На пароходе вместе с высланными находился сначала отряд чекистов. Поэтому пассажиры были осторожны в словах и не выражали своих чувств и мыслей. Только когда после Кронштадта пароход остановился, а чекисты сели в лодку и уплыли, эмигранты почувствовали себя более свободными. Стоя на палубе с палкой в руке, в широкополой шляпе на кудрявых волосах, Николай Александрович провожал взглядом родные берега.

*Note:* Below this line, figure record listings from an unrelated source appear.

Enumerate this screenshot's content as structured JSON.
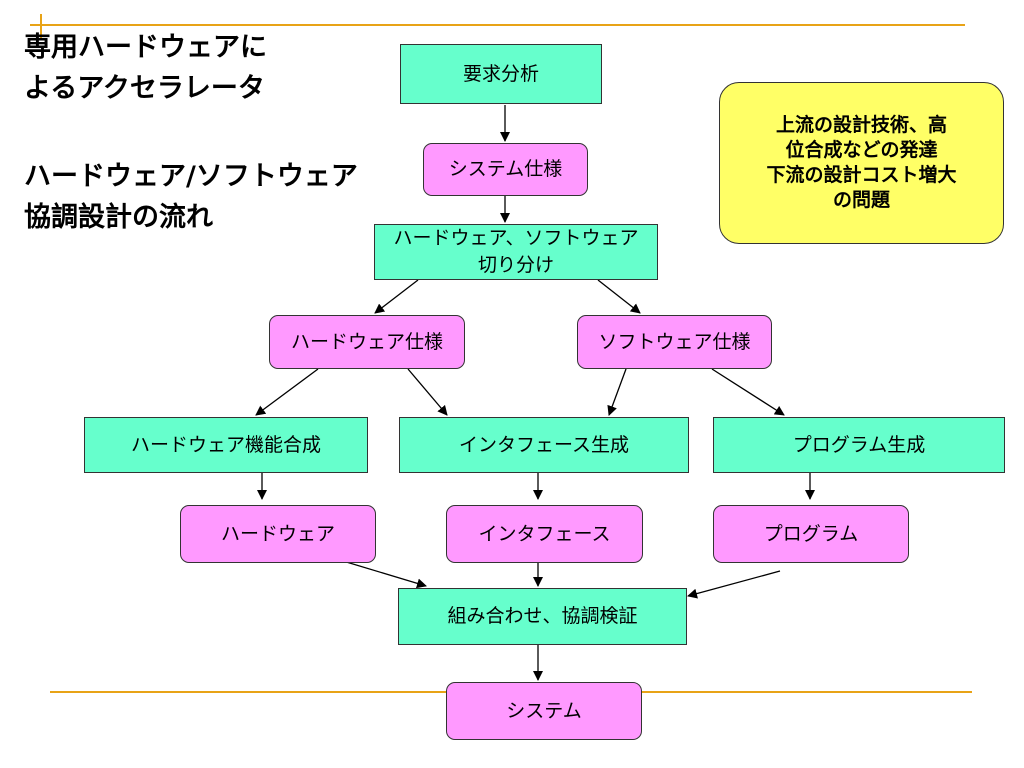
{
  "slide": {
    "title": {
      "line1": "専用ハードウェアに",
      "line2": "よるアクセラレータ",
      "line3": "ハードウェア/ソフトウェア",
      "line4": "協調設計の流れ"
    },
    "note": {
      "line1": "上流の設計技術、高",
      "line2": "位合成などの発達",
      "line3": "下流の設計コスト増大",
      "line4": "の問題"
    },
    "accent_color": "#e8a317"
  },
  "flow": {
    "requirements": "要求分析",
    "system_spec": "システム仕様",
    "partition": {
      "line1": "ハードウェア、ソフトウェア",
      "line2": "切り分け"
    },
    "hw_spec": "ハードウェア仕様",
    "sw_spec": "ソフトウェア仕様",
    "hw_synthesis": "ハードウェア機能合成",
    "if_generation": "インタフェース生成",
    "prog_generation": "プログラム生成",
    "hardware": "ハードウェア",
    "interface": "インタフェース",
    "program": "プログラム",
    "cosim": "組み合わせ、協調検証",
    "system": "システム",
    "colors": {
      "process_box": "#66ffcc",
      "artifact_box": "#ff99ff",
      "note_box": "#ffff66"
    }
  }
}
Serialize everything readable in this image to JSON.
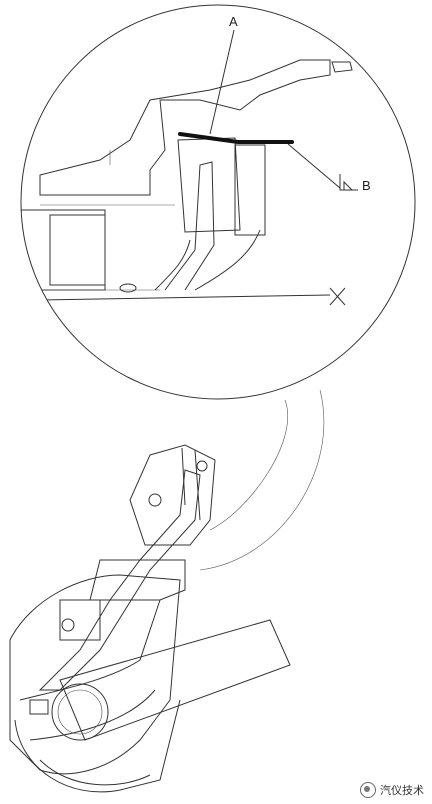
{
  "labels": {
    "a": "A",
    "b": "B"
  },
  "watermark": {
    "text": "汽仪技术"
  },
  "colors": {
    "line": "#333333",
    "background": "#ffffff"
  }
}
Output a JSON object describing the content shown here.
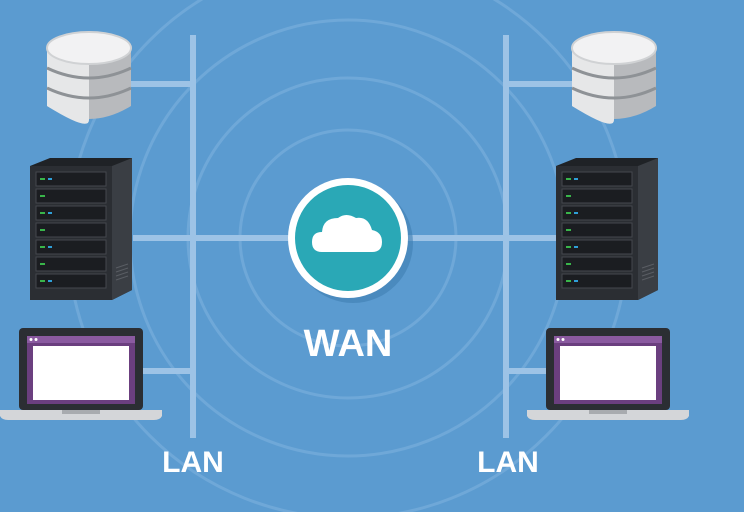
{
  "diagram": {
    "wan_label": "WAN",
    "lan_left_label": "LAN",
    "lan_right_label": "LAN"
  },
  "colors": {
    "background": "#5b9bd0",
    "link_line": "#9dc3e6",
    "cloud_fill": "#2aa8b6",
    "cloud_ring": "#ffffff",
    "laptop_screen_accent": "#6b3f7f",
    "server_body": "#2b2e33",
    "database_body": "#e6e7e8"
  },
  "icons": [
    "database-icon",
    "server-rack-icon",
    "laptop-icon",
    "cloud-icon"
  ]
}
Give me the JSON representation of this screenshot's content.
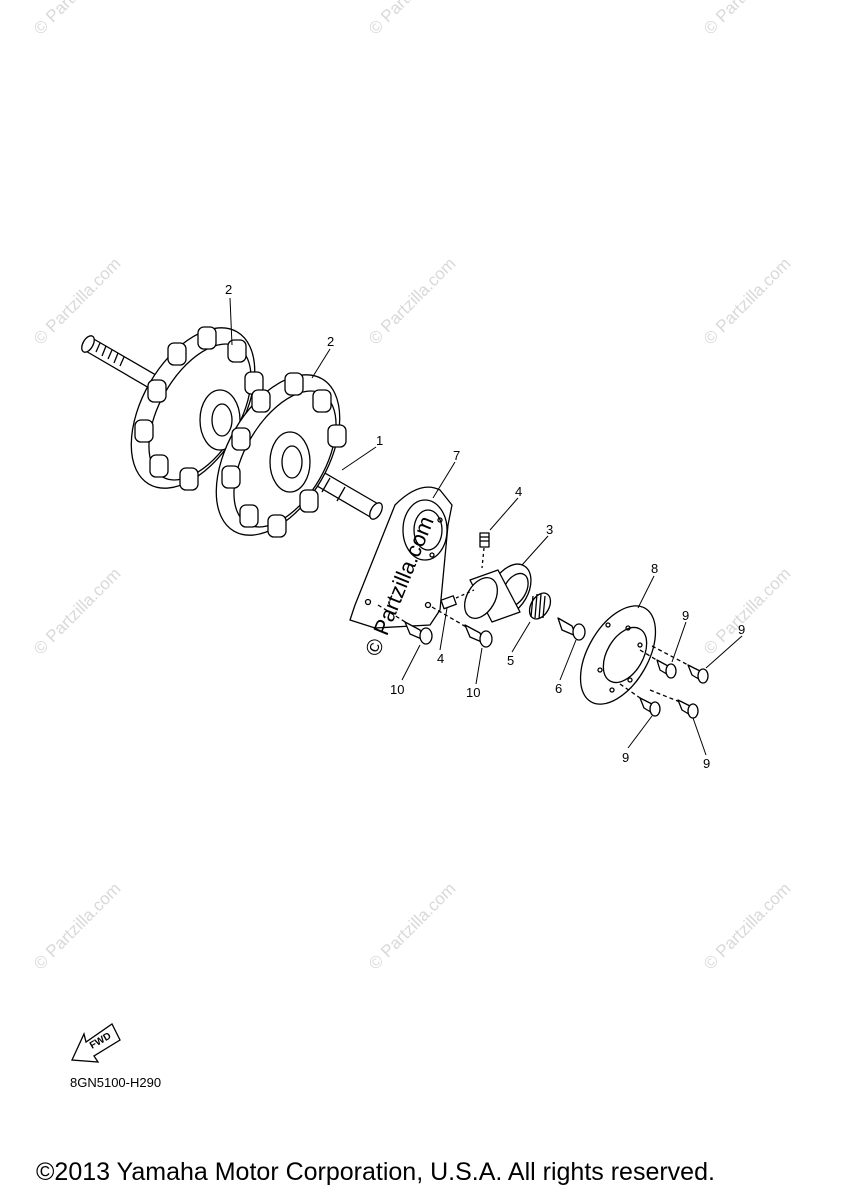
{
  "watermark": "© Partzilla.com",
  "diagram_code": "8GN5100-H290",
  "fwd_label": "FWD",
  "copyright": "©2013 Yamaha Motor Corporation, U.S.A. All rights reserved.",
  "callouts": {
    "c2a": "2",
    "c2b": "2",
    "c1": "1",
    "c7": "7",
    "c4a": "4",
    "c3": "3",
    "c4b": "4",
    "c5": "5",
    "c10a": "10",
    "c10b": "10",
    "c6": "6",
    "c8": "8",
    "c9a": "9",
    "c9b": "9",
    "c9c": "9",
    "c9d": "9"
  }
}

Он еще не знал, что никогда больше не увидит родины, но сердце щемило… В похожем состоянии были и другие удивительные пассажиры этого удивительного парохода. О том, что пассажиры — удивительные, капитан знал и дал изгнанникам «Золотую книгу» своего судна, в которой оставляли памятные записи именитые пассажиры. Это была дань уважения оказавшимся на пароходе странникам. Каково же было удивление Бердяева и Осоргина, когда, открыв книгу, они увидели в ней рисунок Федора Шаляпина, покинувшего Россию немного раньше. Великий певец изобразил себя голым, переходящим вброд море («море по колено»). Надпись под рисунком гласила: «Весь мир мне дом». Многие, оказавшиеся на «Обербургомистре Хакене» в тот день, чувствовали нечто подобное: изгнанники с неведомым будущим впервые за несколько лет ощутили себя свободными. «Когда мы переехали по морю советскую границу, то было такое чувство, что мы в безопасности, до этой границы никто не был уверен, что его (пароход. —
Михаил Осоргин так описывал прощание с родиной пассажиров корабля: «В столовой старики, молодежь, дети, все это — изгоняемые неизвестно за что и почему; все это — ненужные для страны элементы с общественными наклонностями и привычкой к независимой мысли. Мне очень хочется провозгласить тост за Европу, за остатки свободного духа, за предстоящий нам отдых и ждущую нас живую работу… Я беру стакан, встаю и, увидев в окно последнюю уходящую в синеву полоску берега России, говорю внезапно и смущенно:
— Выпьем… за счастье России, которая… нас вышвырнула…»[295]
Несмотря на чувство облегчения — отдохнуть от заглядываний власти «под мозговую покрышку», несмотря на чувство ожидания — «приобщиться настоящей культуре», несмотря на чувство незаслуженной обиды — горечь несправедливого изгнания, большинство пассажиров ощущали себя русскими людьми и не могли не думать о России.
На пароходе вместе с Бердяевым находился и отец Владимир Абрикосов, повлиявший в свое время на переход Лидии Юдифовны в католичество. Сначала его приговорили было к расстрелу, но затем заменили расстрел высылкой. У его бывшей жены, матери Екатерины, которая стала монахиней-доминиканкой, судьба была горестнее: она осталась в Москве, вскоре также была арестована и начала свой крестный путь по тюрьмам и ссылкам, завершившийся в 1935 году в Бутырской тюрьме. Лунным тихим вечером (на море был штиль) Лидия Юдифовна стояла с отцом Владимиром на палубе и гадала: как сложится дальше их судьба?
30 сентября пароход прибыл в Штеттин. Среди пассажиров откуда-то пронесся слух, что их на берегу будут встречать представители русской эмиграции. «И все заволновались и стали думать, как на эту встречу отвечать. Собрались профессора, было довольно длительное совещание с участием Бердяева, Ильина, Франка, Кизеветтера, Вышеславцева и других. И выработали они общий ответ на предполагаемую встречу»[296], — вспоминала находившаяся на том пароходе В. Рещикова (в девичестве — Угримова). Но приплывших никто не встречал, они вышли на совершенно пустой причал. Так началась эмигрантская биография философа.